Для начала буквально несколько комментариев моих коллег и знакомых. Для того, чтобы доказать, что чудо – понятие не только субъективное, но и вполне объективное. «Стопроцентное попадание в роль! Катарсис прямо» (Марина Сиунова). «Да, японка потрясающая. Моментами прям мурашки по коже» (Илона Антонова). «Слушай, она удивительна. Она вроде ничего не делает, но это потрясающе!» (Александр Романов). «Ты видел, какая у неё пластика? Высший уровень!» (Зигмар Лиепиньш, директор Оперы).
В антракте после первого действия в фойе театра стояла наш знаменитый и строгий музыкальный критик Ольга Петерсоне и загадочно улыбалась. Утром прислала мне сообщение: « Это одно из самых сильных впечатлений от оперы, когда-либо мною пережитых! Как я счастлива!» И вот это действительно какое-то обыкновенное чудо. Понимаете, Ольга Артуровна бывала во многих Операх мира, написала сотни рецензий, работала в нашей Опере – многоопытного человека, как известно, удивить вообще-то трудно.
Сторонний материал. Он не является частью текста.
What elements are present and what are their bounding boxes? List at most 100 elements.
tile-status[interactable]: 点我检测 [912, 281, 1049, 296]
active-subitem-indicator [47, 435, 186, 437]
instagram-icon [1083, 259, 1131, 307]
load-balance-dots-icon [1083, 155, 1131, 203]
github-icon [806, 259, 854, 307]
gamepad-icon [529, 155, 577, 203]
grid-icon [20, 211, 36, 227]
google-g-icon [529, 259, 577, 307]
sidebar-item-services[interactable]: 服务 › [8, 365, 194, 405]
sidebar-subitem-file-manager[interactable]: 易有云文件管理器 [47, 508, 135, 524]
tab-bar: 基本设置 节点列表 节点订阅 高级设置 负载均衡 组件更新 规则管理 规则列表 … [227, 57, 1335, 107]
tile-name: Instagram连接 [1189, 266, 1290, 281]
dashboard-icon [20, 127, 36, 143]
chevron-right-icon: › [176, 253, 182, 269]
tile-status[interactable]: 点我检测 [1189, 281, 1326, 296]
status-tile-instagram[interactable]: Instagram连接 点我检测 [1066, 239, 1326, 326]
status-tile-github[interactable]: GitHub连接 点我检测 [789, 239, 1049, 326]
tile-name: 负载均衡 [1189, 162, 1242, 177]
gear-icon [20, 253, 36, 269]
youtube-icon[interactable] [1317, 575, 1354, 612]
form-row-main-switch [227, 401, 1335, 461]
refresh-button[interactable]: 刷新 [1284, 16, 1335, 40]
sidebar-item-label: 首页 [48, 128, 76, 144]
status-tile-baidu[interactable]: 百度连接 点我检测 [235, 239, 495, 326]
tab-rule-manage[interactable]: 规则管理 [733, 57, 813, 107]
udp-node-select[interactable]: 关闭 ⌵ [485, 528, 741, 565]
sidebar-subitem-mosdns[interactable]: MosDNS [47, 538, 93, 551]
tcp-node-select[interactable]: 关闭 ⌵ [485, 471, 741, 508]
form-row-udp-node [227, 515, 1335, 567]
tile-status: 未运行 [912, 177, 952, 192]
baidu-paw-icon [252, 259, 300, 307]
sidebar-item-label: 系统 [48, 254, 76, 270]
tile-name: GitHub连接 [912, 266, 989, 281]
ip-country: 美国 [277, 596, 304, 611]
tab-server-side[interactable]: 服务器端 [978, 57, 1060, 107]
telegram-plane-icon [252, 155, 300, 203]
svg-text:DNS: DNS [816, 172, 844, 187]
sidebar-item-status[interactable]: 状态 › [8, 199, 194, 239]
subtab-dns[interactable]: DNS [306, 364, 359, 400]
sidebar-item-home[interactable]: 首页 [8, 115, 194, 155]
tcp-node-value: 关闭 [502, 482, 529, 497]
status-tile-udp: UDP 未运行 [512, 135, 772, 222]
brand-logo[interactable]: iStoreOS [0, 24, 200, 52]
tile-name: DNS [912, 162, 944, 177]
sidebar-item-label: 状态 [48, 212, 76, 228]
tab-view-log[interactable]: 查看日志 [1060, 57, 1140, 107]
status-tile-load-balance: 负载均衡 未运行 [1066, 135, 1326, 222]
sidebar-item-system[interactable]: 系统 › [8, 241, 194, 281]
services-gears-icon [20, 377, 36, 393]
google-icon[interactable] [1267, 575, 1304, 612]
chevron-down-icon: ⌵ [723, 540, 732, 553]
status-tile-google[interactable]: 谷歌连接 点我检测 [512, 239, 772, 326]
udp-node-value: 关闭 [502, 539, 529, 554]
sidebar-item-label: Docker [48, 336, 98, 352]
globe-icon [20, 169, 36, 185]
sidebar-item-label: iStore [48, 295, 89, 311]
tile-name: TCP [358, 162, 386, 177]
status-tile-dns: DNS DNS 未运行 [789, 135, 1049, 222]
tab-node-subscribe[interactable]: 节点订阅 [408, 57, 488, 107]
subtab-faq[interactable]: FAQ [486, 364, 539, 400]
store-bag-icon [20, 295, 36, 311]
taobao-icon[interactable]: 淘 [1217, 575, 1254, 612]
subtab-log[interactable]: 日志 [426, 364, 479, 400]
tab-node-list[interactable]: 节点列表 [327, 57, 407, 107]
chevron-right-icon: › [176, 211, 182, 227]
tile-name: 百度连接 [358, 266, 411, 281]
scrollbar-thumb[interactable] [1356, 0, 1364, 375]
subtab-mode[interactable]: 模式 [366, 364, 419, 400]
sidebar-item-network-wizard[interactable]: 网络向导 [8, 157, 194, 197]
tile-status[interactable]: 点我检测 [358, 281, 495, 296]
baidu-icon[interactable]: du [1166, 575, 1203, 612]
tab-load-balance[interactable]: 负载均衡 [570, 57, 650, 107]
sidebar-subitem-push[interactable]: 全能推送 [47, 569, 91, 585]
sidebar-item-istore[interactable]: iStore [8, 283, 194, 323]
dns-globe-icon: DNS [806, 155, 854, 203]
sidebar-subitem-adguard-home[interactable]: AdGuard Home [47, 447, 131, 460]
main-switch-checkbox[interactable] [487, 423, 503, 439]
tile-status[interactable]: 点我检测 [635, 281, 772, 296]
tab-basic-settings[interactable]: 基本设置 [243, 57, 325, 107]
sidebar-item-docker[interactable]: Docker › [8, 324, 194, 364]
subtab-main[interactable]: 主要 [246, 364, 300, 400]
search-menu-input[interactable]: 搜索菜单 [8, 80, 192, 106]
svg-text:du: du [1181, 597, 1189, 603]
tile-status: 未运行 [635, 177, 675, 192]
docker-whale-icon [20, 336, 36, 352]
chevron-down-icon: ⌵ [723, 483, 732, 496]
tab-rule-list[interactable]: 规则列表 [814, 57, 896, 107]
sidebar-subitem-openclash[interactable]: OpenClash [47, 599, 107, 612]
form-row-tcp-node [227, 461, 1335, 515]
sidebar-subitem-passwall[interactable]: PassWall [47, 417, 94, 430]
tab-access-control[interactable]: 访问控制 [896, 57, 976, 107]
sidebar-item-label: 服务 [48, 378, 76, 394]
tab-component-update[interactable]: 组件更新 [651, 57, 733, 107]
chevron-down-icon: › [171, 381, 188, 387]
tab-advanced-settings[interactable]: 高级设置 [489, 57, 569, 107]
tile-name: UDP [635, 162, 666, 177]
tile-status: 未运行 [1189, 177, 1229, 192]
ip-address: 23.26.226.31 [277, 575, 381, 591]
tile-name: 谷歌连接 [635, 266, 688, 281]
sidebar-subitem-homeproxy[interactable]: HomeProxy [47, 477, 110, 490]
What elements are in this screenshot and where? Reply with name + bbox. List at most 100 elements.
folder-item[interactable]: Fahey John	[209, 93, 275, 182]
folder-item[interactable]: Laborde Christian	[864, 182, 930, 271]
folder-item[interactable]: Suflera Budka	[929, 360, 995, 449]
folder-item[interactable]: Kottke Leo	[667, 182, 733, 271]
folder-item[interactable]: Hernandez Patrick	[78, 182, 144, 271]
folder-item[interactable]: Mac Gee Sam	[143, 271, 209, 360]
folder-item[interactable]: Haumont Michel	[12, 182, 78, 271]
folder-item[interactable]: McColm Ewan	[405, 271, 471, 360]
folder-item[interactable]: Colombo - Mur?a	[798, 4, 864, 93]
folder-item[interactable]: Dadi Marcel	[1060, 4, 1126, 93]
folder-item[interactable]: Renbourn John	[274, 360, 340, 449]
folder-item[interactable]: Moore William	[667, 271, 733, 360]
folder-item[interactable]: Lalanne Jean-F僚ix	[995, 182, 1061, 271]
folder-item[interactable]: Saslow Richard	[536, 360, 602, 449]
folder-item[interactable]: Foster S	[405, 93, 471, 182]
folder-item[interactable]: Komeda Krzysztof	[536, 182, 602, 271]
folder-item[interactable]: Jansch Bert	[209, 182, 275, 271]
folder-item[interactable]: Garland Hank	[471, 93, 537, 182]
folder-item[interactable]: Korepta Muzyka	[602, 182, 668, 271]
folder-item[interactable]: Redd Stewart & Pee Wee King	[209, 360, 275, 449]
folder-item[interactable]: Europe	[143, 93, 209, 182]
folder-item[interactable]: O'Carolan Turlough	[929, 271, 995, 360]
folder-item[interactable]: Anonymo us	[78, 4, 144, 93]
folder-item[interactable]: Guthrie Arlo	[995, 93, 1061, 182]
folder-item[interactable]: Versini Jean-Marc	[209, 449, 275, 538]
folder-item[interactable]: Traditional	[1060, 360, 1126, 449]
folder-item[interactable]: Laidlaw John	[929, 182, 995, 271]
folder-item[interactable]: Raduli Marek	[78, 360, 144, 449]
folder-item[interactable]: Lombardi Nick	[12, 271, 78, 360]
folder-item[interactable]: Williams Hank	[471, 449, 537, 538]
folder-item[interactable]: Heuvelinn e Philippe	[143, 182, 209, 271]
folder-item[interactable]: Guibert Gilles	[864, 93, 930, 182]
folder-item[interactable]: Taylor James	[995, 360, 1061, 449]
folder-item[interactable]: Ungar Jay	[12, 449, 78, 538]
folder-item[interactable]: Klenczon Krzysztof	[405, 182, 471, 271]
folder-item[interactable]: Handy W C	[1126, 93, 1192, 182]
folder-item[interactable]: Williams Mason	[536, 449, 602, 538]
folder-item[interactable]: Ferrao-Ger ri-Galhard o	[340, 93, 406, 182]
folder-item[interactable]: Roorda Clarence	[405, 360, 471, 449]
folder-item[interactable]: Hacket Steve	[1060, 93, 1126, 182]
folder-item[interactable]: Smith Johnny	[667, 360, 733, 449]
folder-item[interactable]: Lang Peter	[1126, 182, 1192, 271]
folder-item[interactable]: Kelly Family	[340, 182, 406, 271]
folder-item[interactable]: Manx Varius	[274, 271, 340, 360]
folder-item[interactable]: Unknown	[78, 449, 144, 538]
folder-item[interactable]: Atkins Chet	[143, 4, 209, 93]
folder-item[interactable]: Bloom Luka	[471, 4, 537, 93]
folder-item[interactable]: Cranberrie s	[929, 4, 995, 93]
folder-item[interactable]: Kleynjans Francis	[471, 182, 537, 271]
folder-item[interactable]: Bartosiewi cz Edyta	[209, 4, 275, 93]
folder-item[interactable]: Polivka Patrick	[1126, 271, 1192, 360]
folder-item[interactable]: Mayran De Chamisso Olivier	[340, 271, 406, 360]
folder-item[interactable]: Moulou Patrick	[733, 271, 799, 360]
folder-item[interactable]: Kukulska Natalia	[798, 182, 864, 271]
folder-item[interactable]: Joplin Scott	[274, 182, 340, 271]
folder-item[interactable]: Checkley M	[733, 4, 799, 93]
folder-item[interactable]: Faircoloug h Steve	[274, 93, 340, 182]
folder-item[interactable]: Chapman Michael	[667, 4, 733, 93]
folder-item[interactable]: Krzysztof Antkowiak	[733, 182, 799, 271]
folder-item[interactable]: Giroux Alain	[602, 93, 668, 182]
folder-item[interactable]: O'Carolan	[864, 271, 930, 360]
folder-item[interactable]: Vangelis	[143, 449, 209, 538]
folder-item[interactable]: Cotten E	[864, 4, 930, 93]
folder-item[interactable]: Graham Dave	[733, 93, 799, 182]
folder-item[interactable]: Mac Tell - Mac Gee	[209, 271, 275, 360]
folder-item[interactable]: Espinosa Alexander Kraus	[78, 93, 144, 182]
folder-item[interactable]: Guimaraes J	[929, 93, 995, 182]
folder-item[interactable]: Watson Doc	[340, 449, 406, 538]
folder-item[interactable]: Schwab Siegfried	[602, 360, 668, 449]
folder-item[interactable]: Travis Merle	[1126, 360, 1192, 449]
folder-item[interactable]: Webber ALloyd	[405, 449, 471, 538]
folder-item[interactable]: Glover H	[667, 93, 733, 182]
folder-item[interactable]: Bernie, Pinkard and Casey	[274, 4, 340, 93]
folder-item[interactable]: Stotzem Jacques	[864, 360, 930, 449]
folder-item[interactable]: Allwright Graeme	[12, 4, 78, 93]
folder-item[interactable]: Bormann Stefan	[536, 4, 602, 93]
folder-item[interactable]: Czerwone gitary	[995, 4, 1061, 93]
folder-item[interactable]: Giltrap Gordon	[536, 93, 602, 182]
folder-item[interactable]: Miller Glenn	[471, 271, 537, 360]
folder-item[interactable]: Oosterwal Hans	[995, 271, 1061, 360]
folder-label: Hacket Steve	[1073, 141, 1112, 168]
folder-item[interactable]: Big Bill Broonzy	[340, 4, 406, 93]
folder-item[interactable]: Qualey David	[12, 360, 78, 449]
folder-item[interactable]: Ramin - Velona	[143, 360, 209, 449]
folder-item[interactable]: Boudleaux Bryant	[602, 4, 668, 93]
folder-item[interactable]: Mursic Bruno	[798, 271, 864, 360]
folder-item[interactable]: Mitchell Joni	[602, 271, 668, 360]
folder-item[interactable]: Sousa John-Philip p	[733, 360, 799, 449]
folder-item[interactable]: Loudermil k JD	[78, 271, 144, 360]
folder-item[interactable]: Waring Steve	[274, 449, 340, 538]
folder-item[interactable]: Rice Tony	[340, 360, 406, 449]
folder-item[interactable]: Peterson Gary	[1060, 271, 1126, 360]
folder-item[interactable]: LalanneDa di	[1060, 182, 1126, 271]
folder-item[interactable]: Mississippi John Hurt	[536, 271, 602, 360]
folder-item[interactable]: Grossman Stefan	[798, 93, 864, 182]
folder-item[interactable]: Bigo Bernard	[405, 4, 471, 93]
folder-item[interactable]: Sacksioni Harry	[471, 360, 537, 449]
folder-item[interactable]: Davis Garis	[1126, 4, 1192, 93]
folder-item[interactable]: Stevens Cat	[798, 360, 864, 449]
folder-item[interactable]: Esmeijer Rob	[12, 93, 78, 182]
Теперь о том, а что, собственно, произошло? К нам приехала японская сопрано - петь партию Баттерфляй. Не скажу, что по статусу мировая знаменитость , но именно в этой роли, во всяком случае, уже успела выступать на сцене Берлинской государственной оперы, Израильской оперы, Польской Национальной оперы, Большого театра, Сиднейской оперы и Мельбурнского Центра искусств, а также оперных театров Испании, Франции и Швейцарии.
И вот наша давняя постановка оперы, восстановленная Владимиром Окунем. Привычные декорации, певцы. Даже, извините, музыка привычная (впрочем, в этот вечер оркестр под управлением Мартиньша Озолиньша играл с необычным подъёмом). И привычный образ Баттерфляй, полюбившей американского воина Пинкертона, родившего от него ребёнка и ждущего его чуть ли не вечность, а затем делающей себе харакири.
Роль, так сказать, с надрывом. Бывали исполнители этой роли даже экзальтированные. Но чтобы сейчас на сцену вышла поначалу отрешённая дама с белым, почти застывшим лицом, как у куклы… Которое на глазах начинает оживать, превращаясь из ритуальной японки в живого человека… В настоящего мотылька (напомним, что по-японски мотылёк «Чио-Чио-сан», а по-английски – Баттерфляй).
Что и говорить – исполнение аутентичное. Уже само по себе интересно, когда актрисе не надо изображать японку, поскольку она таковой является изначально. Но тут важно не только внешнее, но и внутреннее. Баттерфляй в исполнении Хироми Омуры – действительно молодая (а не примадонна в летах), красивая, невероятно пластичная. И, что, пожалуй, самое важное – покорная всему. Судя по всему, Хироми и в жизни такая. Режиссёр Владимир Окунь рассказал Rus.lsm.lv после спектакля: «Она ни разу не воспротивилась тому, когда я ей указывал во время репетиции мизансцены. Она профессиональна до мозга костей!»
Самое главное: манера исполнения. Грубо говоря, Хироми Омуре не надо рвать глотку для того, чтобы доказать свои степень любви к Пинкертону и превосходные вокальные данные. Она это всё делает спокойно и волшебно, без напряжения, аккуратно исполняя каждую ноту классика Пуччини. Но при этом образ Хироми Омуры – не просто канонический образ сурового самурая, готового к главному – к смерти. Это прежде всего образ женщины, готовой к долгому ожиданию до рассвета солнца и готовой к той же смерти – во имя любви. Как говорится, можно быть чувствительным, но всё же лучше быть чувственным.
Финальная сцена, когда героиня певицы достает холодное оружие для самоубийства – отдельная тема. Каждый в зале понимает, что это не очередная оперная смерть (сколько их было – Кармен, тоска, Аида, Травиата), это – ритуал. «И тут кончается искусство и дышат почва и судьба», - написал бы тут Борис Пастернак.
И ладно, что всё равно через минуту героиня оживает, раскланивается и публика кричит «Браво!» Главное, что и на следующее утром после спектакля остаётся послевкусие – такое бывает достаточно редко.